# Barn and hay storage



## Koolio (Apr 7, 2010)

Next summer we are planning to build a 36'x36' barn. Originally, I wanted a barn to store hay in, have a tack room, have a two stalls to bring in a couple of horses in for vet care, farrier visits, tacking up in the cold and if they are sick. Our horses live outside all year round and like it, so we wouldn't be stabling them often. The barn will also be located fairly close to our house, so it will need to look good and be kept spotless.

Since winter is coming and the barn won't go up until next summer, I have purchased two portable 12x20 structures for hay storage. Last year I used a hay tarp over the stack placed on pallets, but having to shovel snow off the tarp was a pain, so we bought the structures. In the past, I have also always stored and fed my hay well away from the house, keeping the aroma from spring melt manageable.

So here is my question. Would you suggest continuing with the plan to build a barn large enough for hay storage and move winter feeding closer to the barn, or would you store the hay away from the barn, and build a smaller barn? If I go with a smaller structure, I can put more money into a concrete alley and nicer stalls. A larger structure would be a pole building with dirt floor and simpler stalls. Also, I wonder if storing hay in the barn will help keep it warmer in winter (we aren't going to heat it), or if it poses too much of a fire hazard, or if feeding closer to the house will create a mess in the spring.

What would you do?


----------



## Chevaux (Jun 27, 2012)

We built a 32x36 barn recently as we`re turning our old 32x48 barn into storage for the haying equipment. The old barn had 4 stalls and we could store a year`s supply of bedding and a couple of months' worth of hay in it easy. While it was extremely convenient having this stuff inside, it was always in the back of my mind that it could start heating and spontaneously combust (somewhat irrational I know). With the knew barn (also 4 stalls as I have 4 horses), we can keep a couple weeks`worth of feed and bedding. Not as convenient, for sure, but it makes me a lot calmer about storing the stuff. Also, since we went with a smaller structure, our budget let us 'fancy' up the interior a little more - I spend a fair bit of time in the barn so that's a big thing to me (I notice my husband seems to come in the barn more too and I'm sure it's just to enjoy the view). If I did it again, I'd still go with our new set up.

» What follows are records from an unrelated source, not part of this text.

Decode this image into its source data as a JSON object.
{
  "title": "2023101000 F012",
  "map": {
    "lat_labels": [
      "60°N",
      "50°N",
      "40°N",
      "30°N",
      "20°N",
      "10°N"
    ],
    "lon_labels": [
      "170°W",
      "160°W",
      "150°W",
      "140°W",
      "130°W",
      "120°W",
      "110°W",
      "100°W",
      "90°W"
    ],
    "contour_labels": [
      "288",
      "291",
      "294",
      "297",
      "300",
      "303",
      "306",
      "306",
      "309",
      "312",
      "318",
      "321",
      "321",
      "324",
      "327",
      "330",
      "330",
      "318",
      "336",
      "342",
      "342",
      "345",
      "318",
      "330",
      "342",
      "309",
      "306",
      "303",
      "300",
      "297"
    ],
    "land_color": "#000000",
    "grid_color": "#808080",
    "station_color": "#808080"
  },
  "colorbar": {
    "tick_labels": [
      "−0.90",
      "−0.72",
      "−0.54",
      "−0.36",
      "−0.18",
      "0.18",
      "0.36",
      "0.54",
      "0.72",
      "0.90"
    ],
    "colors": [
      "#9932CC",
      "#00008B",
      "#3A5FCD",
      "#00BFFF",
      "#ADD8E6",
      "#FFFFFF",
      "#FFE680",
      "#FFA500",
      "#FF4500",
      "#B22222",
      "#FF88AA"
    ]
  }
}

Re Hay storage -- Our hay is stacked and tarped about 40-50 ft from the new barn. We went with a distance of that because of level ground and needing to have enough room in the winter to keep a path clear to the stacks with our big tractor mounted snow thrower. 

Re Warmth -- When we stored all those bales in the old barn (everything was ground level), I didn't feel that it did anything by way of making things warmer. And, while I think of it, with the horses in overnight, I used to have to watch out for frost build up on the walls and ceiling. When it did happen, I would put a tarp over the bales to keep them dry (extra work there I tell you). With the horses in overnight in the new barn (they just go in during the hard part of the winter), I find that warmer (but not too warm; this is only one winter's experience here) because it's smaller and better insulated.

Re Feeding mess -- Granted our stacks aren't that close to the house but with a bit of due diligence in keeping the area tidy, I don't find it messy.

Enjoy the project - it is, at the same time, aggrevating and satisfying seeing it come to life. When all is done, you should be able to stand there looking at it with your chest heaving with pride of accomplishment!!! Good luck.


----------



## Koolio (Apr 7, 2010)

Thanks for our response Chevaux. We are setting up two 12x20 portable garages for the hay today. Since we won't start building until spring, I will have a winter to see how well the portables work. They should keep the stack dry and where they are positioned, we shouldn't have issues with wind blowing end tarps away.

Like you mentioned, I was thinking if we didnt have to store our winter hay supply in a barn, that I could go smaller and spend the difference on a nicer barn. I expect we will be spending a fair amount of time out there. I will also plan for enough space to store a small cache of hay and bedding. Thanks for the good ideas!


----------



## Chevaux (Jun 27, 2012)

As a FYI, we used to keep our baler in a fabric garage. It worked fine for about a year and a half until an *extreme* summer wind blew it right off. We built a wooden one to replace it. I still maintain the fabric garage (actually close in size to your ones) would still be standing if the wind had been in a slightly different direction. As it was, the direction was such that it went right through the gappy area that is created at the corners and lifted the whole thing like a sail. But it sounds like you've got that cased with a better sheltered location than we had for ours.


----------



## caseymyhorserocks (Apr 5, 2010)

I would go with a smaller barn and separate hay storage. I would certainly sleep a lot better knowing my hay is in a different building than my barn- although it is nice to store a week or so of hay inside the barn for convenience. And, then you can make the barn look nicer on the outside (as well as inside) so its not an eyesore looking out from the house.


----------



## Sharpie (May 24, 2009)

I would store the hay separately and build a slightly nicer horse barn. I am one of those who worry about fire hazard too much to be able to sleep well putting them together in one building.


----------



## Saddlebag (Jan 17, 2011)

Those portable garages work good if you leave both ends open. Hay gives off a surprising amount of moisture and you need the breezes to carry it away. Put your hay up on two rows of pallets and your bottom bales will be in better shape. Place 2x 4's on edge in between so there is air space between them. I've tried all ways and this seemed to work best. And you might want to put a big plastic tarp on the ground first to keep the moisture from rising out of the ground. If you get a load of snow on these structures, use a wooly paint roller on the inside to push against the plastic to get the snow to slide as the plastic gets a little fragile in the cold.


----------



## Saddlebag (Jan 17, 2011)

When you build your barn don't keep more than a dozen bales in there. I've seen barn fires with the loss of animals and I hope I never witness another fire.


----------



## Koolio (Apr 7, 2010)

Thanks for the tips Saddlebag. The paint roller idea is brilliant!


----------